More fundamentally, clear communication among staff is essential to health care delivery. When communication is disrupted or is unclear, safety suffers. Efforts to improve communication and minimize disruptive behavior throughout the facility can improve staff safety and patient safety. Again, this should become part of the culture and reinforced through recognition and awareness, policies and procedures, education and training, discussion forums, and counseling or intervention strategies.
Application of the Standard
NCCHC’s standards have always promoted health care quality and now, in keeping with community standards of care, we are encouraging correctional facilities to be even more aware of, and target, preventable adverse events.
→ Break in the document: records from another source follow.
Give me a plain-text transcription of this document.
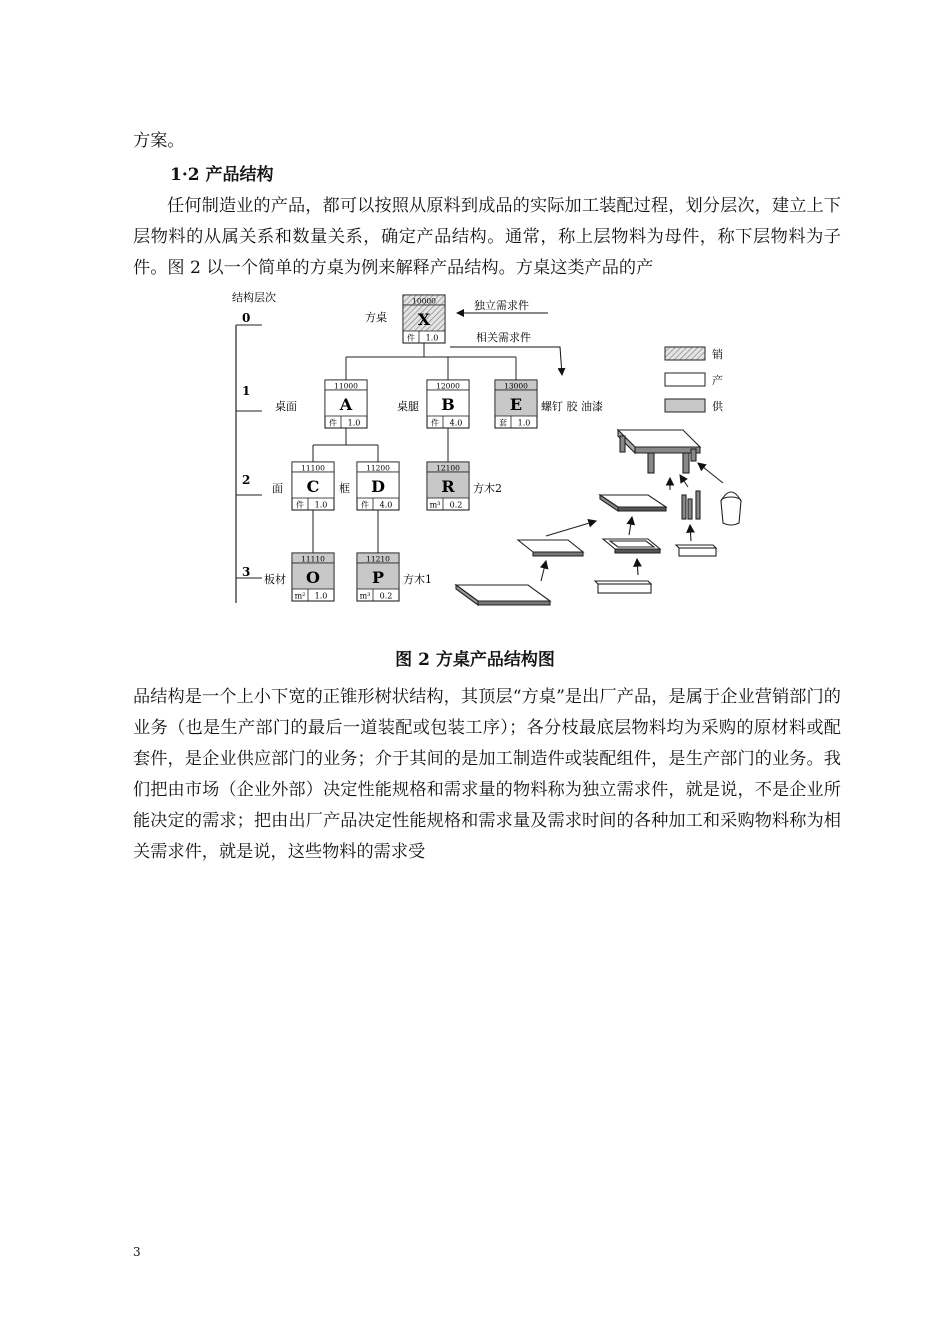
方案。

1·2 产品结构

任何制造业的产品，都可以按照从原料到成品的实际加工装配过程，划分层次，建立上下层物料的从属关系和数量关系，确定产品结构。通常，称上层物料为母件，称下层物料为子件。图 2 以一个简单的方桌为例来解释产品结构。方桌这类产品的产

结构层次
0
1
2
3
独立需求件
相关需求件
10000
X
件 1.0
方桌
11000
A
件 1.0
桌面
12000
B
件 4.0
桌腿
13000
E
套 1.0
螺钉 胶 油漆
11100
C
件 1.0
面
11200
D
件 4.0
框
12100
R
m³ 0.2
方木2
11110
O
m² 1.0
板材
11210
P
m³ 0.2
方木1
销
产
供

图 2 方桌产品结构图

品结构是一个上小下宽的正锥形树状结构，其顶层“方桌”是出厂产品，是属于企业营销部门的业务（也是生产部门的最后一道装配或包装工序）；各分枝最底层物料均为采购的原材料或配套件，是企业供应部门的业务；介于其间的是加工制造件或装配组件，是生产部门的业务。我们把由市场（企业外部）决定性能规格和需求量的物料称为独立需求件，就是说，不是企业所能决定的需求；把由出厂产品决定性能规格和需求量及需求时间的各种加工和采购物料称为相关需求件，就是说，这些物料的需求受

3
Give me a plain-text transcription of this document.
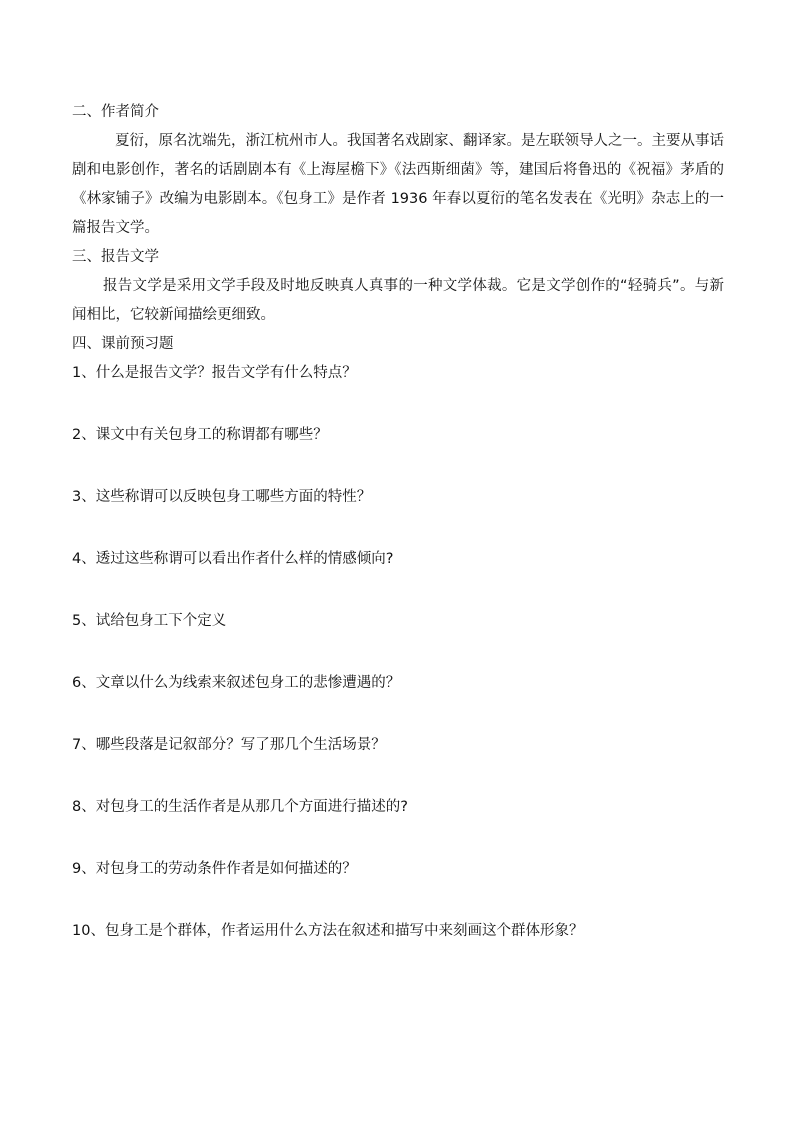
二、作者简介

夏衍，原名沈端先，浙江杭州市人。我国著名戏剧家、翻译家。是左联领导人之一。主要从事话剧和电影创作，著名的话剧剧本有《上海屋檐下》《法西斯细菌》等，建国后将鲁迅的《祝福》茅盾的《林家铺子》改编为电影剧本。《包身工》是作者 1936 年春以夏衍的笔名发表在《光明》杂志上的一篇报告文学。

三、报告文学

报告文学是采用文学手段及时地反映真人真事的一种文学体裁。它是文学创作的“轻骑兵”。与新闻相比，它较新闻描绘更细致。

四、课前预习题

1、什么是报告文学？报告文学有什么特点？

2、课文中有关包身工的称谓都有哪些？

3、这些称谓可以反映包身工哪些方面的特性？

4、透过这些称谓可以看出作者什么样的情感倾向?

5、试给包身工下个定义

6、文章以什么为线索来叙述包身工的悲惨遭遇的？

7、哪些段落是记叙部分？写了那几个生活场景？

8、对包身工的生活作者是从那几个方面进行描述的?

9、对包身工的劳动条件作者是如何描述的？

10、包身工是个群体，作者运用什么方法在叙述和描写中来刻画这个群体形象？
In terms of compliance, we interpret the Patient Safety standard in relation to other standards. For example, patient safety could be viewed as seriously jeopardized if correctional and health care administrators did not adequately resolve systemic problems related to quality (A-06), staffing levels (C-07) or suicide prevention (G-05). Collectively, such issues could point to a bigger problem of a culture that neglects patient safety.
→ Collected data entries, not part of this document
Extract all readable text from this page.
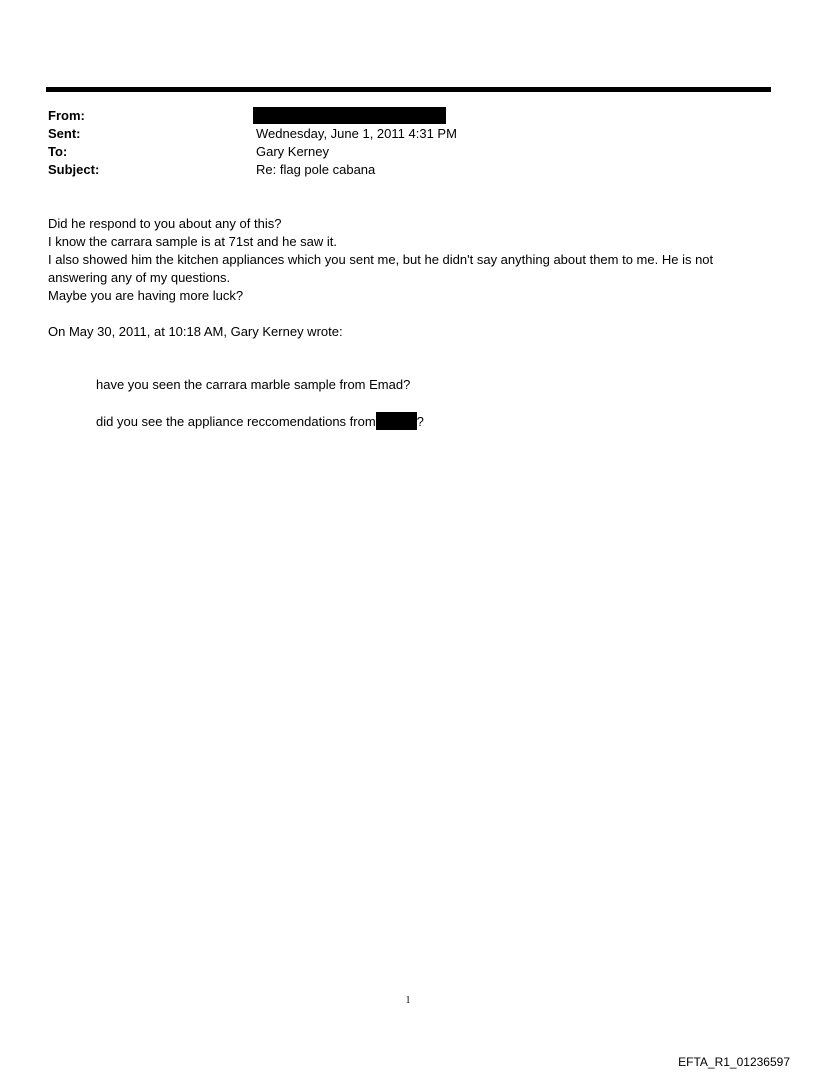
From:
Sent:	Wednesday, June 1, 2011 4:31 PM
To:	Gary Kerney
Subject:	Re: flag pole cabana
Did he respond to you about any of this?
I know the carrara sample is at 71st and he saw it.
I also showed him the kitchen appliances which you sent me, but he didn't say anything about them to me. He is not
answering any of my questions.
Maybe you are having more luck?
On May 30, 2011, at 10:18 AM, Gary Kerney wrote:
have you seen the carrara marble sample from Emad?
did you see the appliance reccomendations from	?
1
EFTA_R1_01236597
On the other hand, NCCHC would look favorably on a system that identified a potential weakness that could jeopardize patient safety and took steps to correct it.
Correctional facilities often face fiscal and personnel shortages. Adding medical errors to the mix only compounds the problems. When health care delivery systems fail and errors occur, this has a ripple effect, leading to financial woes, litigation, personnel shortages and poor health care outcomes.
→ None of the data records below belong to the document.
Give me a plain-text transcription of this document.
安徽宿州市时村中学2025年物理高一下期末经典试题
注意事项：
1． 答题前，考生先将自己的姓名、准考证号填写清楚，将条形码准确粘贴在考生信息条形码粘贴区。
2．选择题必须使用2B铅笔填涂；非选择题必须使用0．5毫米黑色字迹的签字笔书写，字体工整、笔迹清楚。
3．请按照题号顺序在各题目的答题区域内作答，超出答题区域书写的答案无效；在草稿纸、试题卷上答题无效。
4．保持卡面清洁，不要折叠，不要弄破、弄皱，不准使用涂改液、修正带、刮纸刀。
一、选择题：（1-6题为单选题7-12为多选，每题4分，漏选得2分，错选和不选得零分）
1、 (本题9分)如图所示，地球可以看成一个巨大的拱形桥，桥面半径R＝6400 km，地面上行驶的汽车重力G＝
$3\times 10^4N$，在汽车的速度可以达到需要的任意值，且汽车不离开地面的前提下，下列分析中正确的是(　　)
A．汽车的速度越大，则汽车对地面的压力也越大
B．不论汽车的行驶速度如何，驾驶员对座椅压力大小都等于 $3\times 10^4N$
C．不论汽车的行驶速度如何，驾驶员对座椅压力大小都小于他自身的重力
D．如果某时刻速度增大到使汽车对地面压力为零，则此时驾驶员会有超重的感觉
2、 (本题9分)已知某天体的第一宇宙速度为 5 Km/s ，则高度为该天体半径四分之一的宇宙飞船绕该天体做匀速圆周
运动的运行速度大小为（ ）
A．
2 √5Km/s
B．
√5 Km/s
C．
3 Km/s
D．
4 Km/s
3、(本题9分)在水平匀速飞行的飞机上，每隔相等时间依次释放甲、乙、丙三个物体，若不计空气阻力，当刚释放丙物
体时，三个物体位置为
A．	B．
NCCHC’s new Patient Safety standard reminds us that leadership should foster a culture of patient safety and error reporting and prioritize the steps taken by health care professionals each day to keep their patients from harm.
[This article first appeared in the Summer 2008 issue of CorrectCare.]
B-02 Patient Safety (important)
The responsible health authority promotes patient safety by instituting systems to prevent adverse and near-miss clinical events. — 2008 Standards for Health Services for jails and prisons
For further reading
• In 1996, the IOM launched an ongoing effort to assess and improve the nation’s quality of care. Two IOM reports—To Err Is Human (1999) and Crossing the Quality Chasm (2001)—made huge waves and have guided efforts across the nation to improve patient safety.
Find the reports »
The two research studies cited in this article are as follows:
Collins, S., Currie, L., Patel, V., Bakken, S., & Cimino, J. J. (2007). Multitasking by clinicians in the context of CPOE and CIS use. Studies in Health Technology and Informatics,129(Pt 2), 958-962.
Rosenstein, A. H., & O’Daniel, M. (2008). A survey of the impact of disruptive behaviors and communication defects on patient safety. Joint Commission Journal on Quality and Patient Safety, 34(8), 464-471.